To heartwire , Verma said that the burden of atherosclerosis in diabetic patients, as well as the diffuse nature of their disease, makes CABG a better option because surgery bypasses the diseased vessel rather than revascularize a culprit lesion. "With surgery, you bypass many more of these potentially vulnerable plaques, and this might be one of the reasons why a more complete revascularization strategy is effective," he said.

In the analysis, the benefit of surgery over PCI was observed in diabetic patients with low, intermediate, and high SYNTAX scores, which also suggests there might be "something unique" about the diabetic patient, added Verma.

A Challenging Patient Population

Dr Robert Byrne (Deutsches Herzzentrum, Munich, Germany), an interventional cardiologist at a high-volume center who commented on the findings, said diabetic patients remain a challenging population to treat. The evidence to date has suggested an advantage of CABG over PCI, and the meta-analysis confirms this. However, Byrne noted that the technology is constantly changing, with stent technology continuing to evolve, and he would like to see how CABG stacks up against the latest DES. Newer DES not only reduce restenosis, but also reduce vessel occlusion compared with the stents used in the meta-analysis.

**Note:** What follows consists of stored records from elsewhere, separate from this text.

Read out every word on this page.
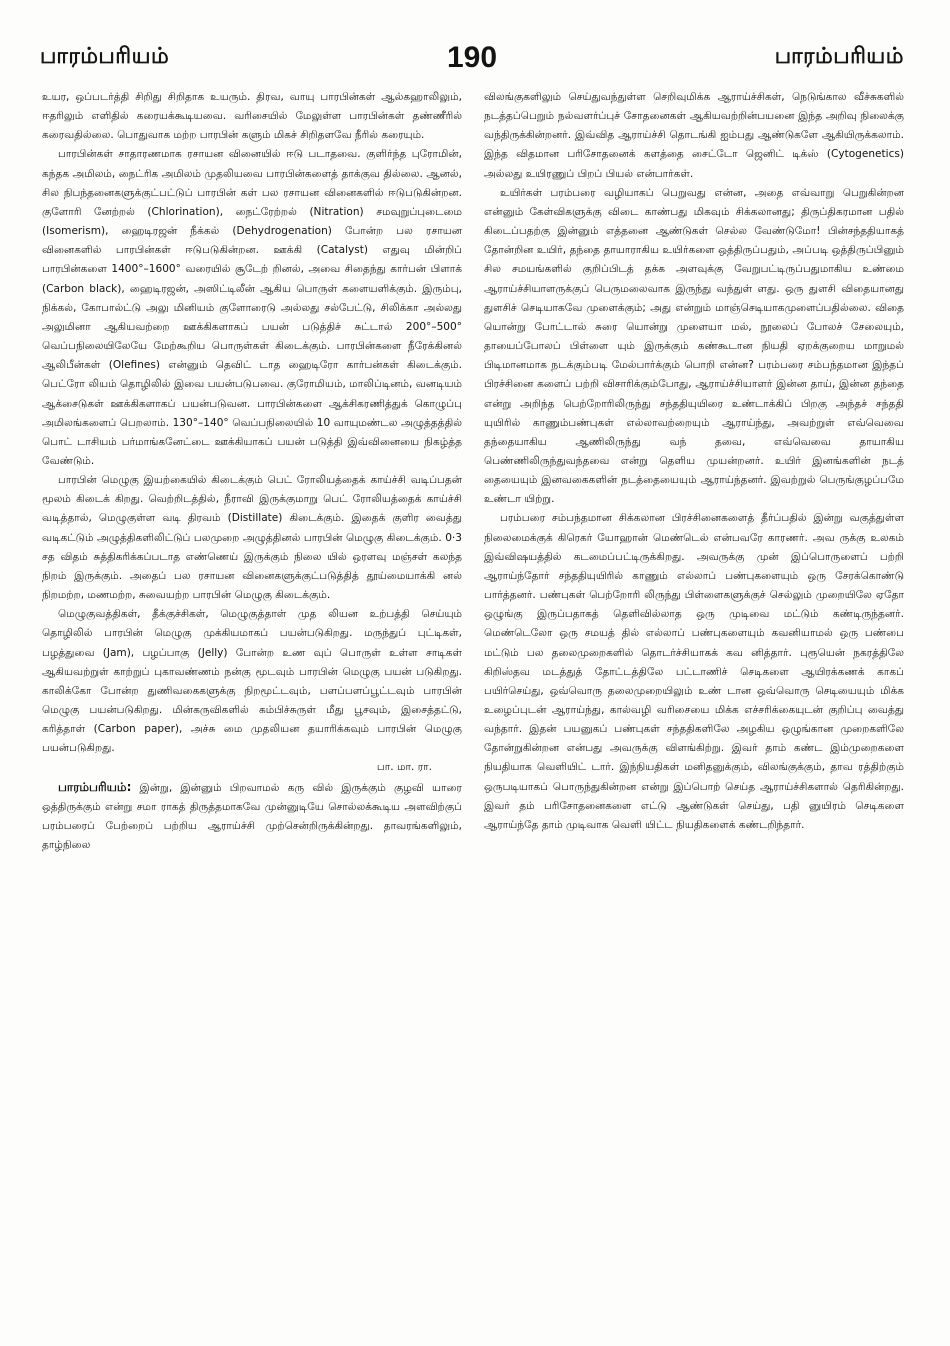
பாரம்பரியம்	190	பாரம்பரியம்

உயர, ஒப்படர்த்தி சிறிது சிறிதாக உயரும். திரவ, வாயு பாரபின்கள் ஆல்கஹாலிலும், ஈதரிலும் எளிதில் கரையக்கூடியவை. வரிசையில் மேலுள்ள பாரபின்கள் தண்ணீரில் கரைவதில்லை. பொதுவாக மற்ற பாரபின் களும் மிகச் சிறிதளவே நீரில் கரையும்.

பாரபின்கள் சாதாரணமாக ரசாயன வினையில் ஈடு படாதவை. குளிர்ந்த புரோமின், கந்தக அமிலம், நைட்ரிக அமிலம் முதலியவை பாரபின்களைத் தாக்குவ தில்லை. ஆனல், சில நிபந்தனைகளுக்குட்பட்டுப் பாரபின் கள் பல ரசாயன வினைகளில் ஈடுபடுகின்றன. குளோரி னேற்றல் (Chlorination), நைட்ரேற்றல் (Nitration) சமவுறுப்புடைமை (Isomerism), ஹைடிரஜன் நீக்கல் (Dehydrogenation) போன்ற பல ரசாயன வினைகளில் பாரபின்கள் ஈடுபடுகின்றன. ஊக்கி (Catalyst) எதுவு மின்றிப் பாரபின்களை 1400°–1600° வரையில் சூடேற் றினல், அவை சிதைந்து கார்பன் பிளாக் (Carbon black), ஹைடிரஜன், அஸிட்டிலீன் ஆகிய பொருள் களையளிக்கும். இரும்பு, நிக்கல், கோபால்ட்டு அலு மினியம் குளோரைடு அல்லது சல்பேட்டு, சிலிக்கா அல்லது அலுமினா ஆகியவற்றை ஊக்கிகளாகப் பயன் படுத்திச் சுட்டால் 200°–500° வெப்பநிலையிலேயே மேற்கூறிய பொருள்கள் கிடைக்கும். பாரபின்களை நீரேக்கினல் ஆலிபீன்கள் (Olefines) என்னும் தெவிட் டாத ஹைடிரோ கார்பன்கள் கிடைக்கும். பெட்ரோ லியம் தொழிலில் இவை பயன்படுபவை. குரோமியம், மாலிப்டினம், வனடியம் ஆக்சைடுகள் ஊக்கிகளாகப் பயன்படுவன. பாரபின்களை ஆக்சிகரணித்துக் கொழுப்பு அமிலங்களைப் பெறலாம். 130°–140° வெப்பநிலையில் 10 வாயுமண்டல அழுத்தத்தில் பொட் டாசியம் பர்மாங்கனேட்டை ஊக்கியாகப் பயன் படுத்தி இவ்வினையை நிகழ்த்த வேண்டும்.

பாரபின் மெழுகு இயற்கையில் கிடைக்கும் பெட் ரோலியத்தைக் காய்ச்சி வடிப்பதன் மூலம் கிடைக் கிறது. வெற்றிடத்தில், நீராவி இருக்குமாறு பெட் ரோலியத்தைக் காய்ச்சி வடித்தால், மெழுகுள்ள வடி திரவம் (Distillate) கிடைக்கும். இதைக் குளிர வைத்து வடிகட்டும் அழுத்திகளிலிட்டுப் பலமுறை அழுத்தினல் பாரபின் மெழுகு கிடைக்கும். 0·3 சத விதம் சுத்திகரிக்கப்படாத எண்ணெய் இருக்கும் நிலை யில் ஒரளவு மஞ்சள் கலந்த நிறம் இருக்கும். அதைப் பல ரசாயன வினைகளுக்குட்படுத்தித் தூய்மையாக்கி னல் நிறமற்ற, மணமற்ற, சுவையற்ற பாரபின் மெழுகு கிடைக்கும்.

மெழுகுவத்திகள், தீக்குச்சிகள், மெழுகுத்தாள் முத லியன உற்பத்தி செய்யும் தொழிலில் பாரபின் மெழுகு முக்கியமாகப் பயன்படுகிறது. மருந்துப் புட்டிகள், பழத்துவை (Jam), பழப்பாகு (Jelly) போன்ற உண வுப் பொருள் உள்ள சாடிகள் ஆகியவற்றுள் காற்றுப் புகாவண்ணம் நன்கு மூடவும் பாரபின் மெழுகு பயன் படுகிறது. காலிக்கோ போன்ற துணிவகைகளுக்கு நிறமூட்டவும், பளப்பளப்பூட்டவும் பாரபின் மெழுகு பயன்படுகிறது. மின்கருவிகளில் கம்பிச்சுருள் மீது பூசவும், இசைத்தட்டு, கரித்தாள் (Carbon paper), அச்சு மை முதலியன தயாரிக்கவும் பாரபின் மெழுகு பயன்படுகிறது.

பா. மா. ரா.

பாரம்பரியம்: இன்று, இன்னும் பிறவாமல் கரு வில் இருக்கும் குழவி யாரை ஒத்திருக்கும் என்று சமா ராகத் திருத்தமாகவே முன்னுடியே சொல்லக்கூடிய அளவிற்குப் பரம்பரைப் பேற்றைப் பற்றிய ஆராய்ச்சி முற்சென்றிருக்கின்றது. தாவரங்களிலும், தாழ்நிலை

விலங்குகளிலும் செய்துவந்துள்ள செறிவுமிக்க ஆராய்ச்சிகள், நெடுங்கால வீச்சுகளில் நடத்தப்பெறும் நல்வளர்ப்புச் சோதனைகள் ஆகியவற்றின்பயனை இந்த அறிவு நிலைக்கு வந்திருக்கின்றனர். இவ்வித ஆராய்ச்சி தொடங்கி ஐம்பது ஆண்டுகளே ஆகியிருக்கலாம். இந்த விதமான பரிசோதனைக் களத்தை சைட்டோ ஜெனிட் டிக்ஸ் (Cytogenetics) அல்லது உயிரணுப் பிறப் பியல் என்பார்கள்.

உயிர்கள் பரம்பரை வழியாகப் பெறுவது என்ன, அதை எவ்வாறு பெறுகின்றன என்னும் கேள்விகளுக்கு விடை காண்பது மிகவும் சிக்கலானது; திருப்திகரமான பதில் கிடைப்பதற்கு இன்னும் எத்தனை ஆண்டுகள் செல்ல வேண்டுமோ! பின்சந்ததியாகத் தோன்றின உயிர், தந்தை தாயாராகிய உயிர்களை ஒத்திருப்பதும், அப்படி ஒத்திருப்பினும் சில சமயங்களில் குறிப்பிடத் தக்க அளவுக்கு வேறுபட்டிருப்பதுமாகிய உண்மை ஆராய்ச்சியாளருக்குப் பெருமலைவாக இருந்து வந்துள் ளது. ஒரு துளசி விதையானது துளசிச் செடியாகவே முளைக்கும்; அது என்றும் மாஞ்செடியாகமுளைப்பதில்லை. விதை யொன்று போட்டால் சுரை யொன்று முளையா மல், நூலைப் போலச் சேலையும், தாயைப்போலப் பிள்ளை யும் இருக்கும் கண்கூடான நியதி ஏறக்குறைய மாறுமல் பிடிமானமாக நடக்கும்படி மேல்பார்க்கும் பொறி என்ன? பரம்பரை சம்பந்தமான இந்தப் பிரச்சினை களைப் பற்றி விசாரிக்கும்போது, ஆராய்ச்சியாளர் இன்ன தாய், இன்ன தந்தை என்று அறிந்த பெற்றோரிலிருந்து சந்ததியுயிரை உண்டாக்கிப் பிறகு அந்தச் சந்ததி யுயிரில் காணும்பண்புகள் எல்லாவற்றையும் ஆராய்ந்து, அவற்றுள் எவ்வெவை தந்தையாகிய ஆணிலிருந்து வந் தவை, எவ்வெவை தாயாகிய பெண்ணிலிருந்துவந்தவை என்று தெளிய முயன்றனர். உயிர் இனங்களின் நடத் தையையும் இனவகைகளின் நடத்தையையும் ஆராய்ந்தனர். இவற்றுல் பெருங்குழப்பமே உண்டா யிற்று.

பரம்பரை சம்பந்தமான சிக்கலான பிரச்சினைகளைத் தீர்ப்பதில் இன்று வகுத்துள்ள நிலைமைக்குக் கிரெகர் யோஹான் மெண்டெல் என்பவரே காரணர். அவ ருக்கு உலகம் இவ்விஷயத்தில் கடமைப்பட்டிருக்கிறது. அவருக்கு முன் இப்பொருளைப் பற்றி ஆராய்ந்தோர் சந்ததியுயிரில் காணும் எல்லாப் பண்புகளையும் ஒரு சேரக்கொண்டு பார்த்தனர். பண்புகள் பெற்றோரி லிருந்து பிள்ளைகளுக்குச் செல்லும் முறையிலே ஏதோ ஒழுங்கு இருப்பதாகத் தெளிவில்லாத ஒரு முடிவை மட்டும் கண்டிருந்தனர். மெண்டெலோ ஒரு சமயத் தில் எல்லாப் பண்புகளையும் கவனியாமல் ஒரு பண்பை மட்டும் பல தலைமுறைகளில் தொடர்ச்சியாகக் கவ னித்தார். புரூயென் நகரத்திலே கிறிஸ்தவ மடத்துத் தோட்டத்திலே பட்டாணிச் செடிகளை ஆயிரக்கணக் காகப் பயிர்செய்து, ஒவ்வொரு தலைமுறையிலும் உண் டான ஒவ்வொரு செடியையும் மிக்க உழைப்புடன் ஆராய்ந்து, கால்வழி வரிசையை மிக்க எச்சரிக்கையுடன் குறிப்பு வைத்து வந்தார். இதன் பயனுகப் பண்புகள் சந்ததிகளிலே அழகிய ஒழுங்கான முறைகளிலே தோன்றுகின்றன என்பது அவருக்கு விளங்கிற்று. இவர் தாம் கண்ட இம்முறைகளை நியதியாக வெளியிட் டார். இந்நியதிகள் மனிதனுக்கும், விலங்குக்கும், தாவ ரத்திற்கும் ஒருபடியாகப் பொருந்துகின்றன என்று இப்பொற் செய்த ஆராய்ச்சிகளால் தெரிகின்றது. இவர் தம் பரிசோதனைகளை எட்டு ஆண்டுகள் செய்து, பதி னுயிரம் செடிகளை ஆராய்ந்தே தாம் முடிவாக வெளி யிட்ட நியதிகளைக் கண்டறிந்தார்.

Also commenting on the results for heartwire , Dr Ted Bass (University of Florida, Jacksonville), president of the Society for Angiography and Cardiovascular Interventions, said he wasn't surprised by the findings, noting that the results are in line with the FREEDOM trial. "The study reinforces some evidence that's already been out there," said Bass. "In diabetics, all things being equal, there seems to be a downstream clinical benefit in large populations treated with CABG vs populations treated with PCI."

Still, Bass said what it is not known from the meta-analysis is the extent of revascularization among the PCI-treated patients and whether or not this affects the results. Moreover, he sees some positive data for patients without diabetes, noting that the benefit of CABG over PCI is nullified in those without the metabolic disorder. If a stroke advantage exists with PCI in this nondiabetic cohort, then PCI looks like an attractive option.

"If there is an increase in stroke risk, and no decrease in mortality among the nondiabetic patients, and we don't have any information on nonfatal MI, I think you can hypothesize that maybe multivessel PCI in appropriately selected patients who are not diabetics is even better than many had thought," said Bass.

Verma, Byrne, and Bass all stressed the importance of providing diabetic patients who require revascularization unbiased evidence to help them make the best treatment decision.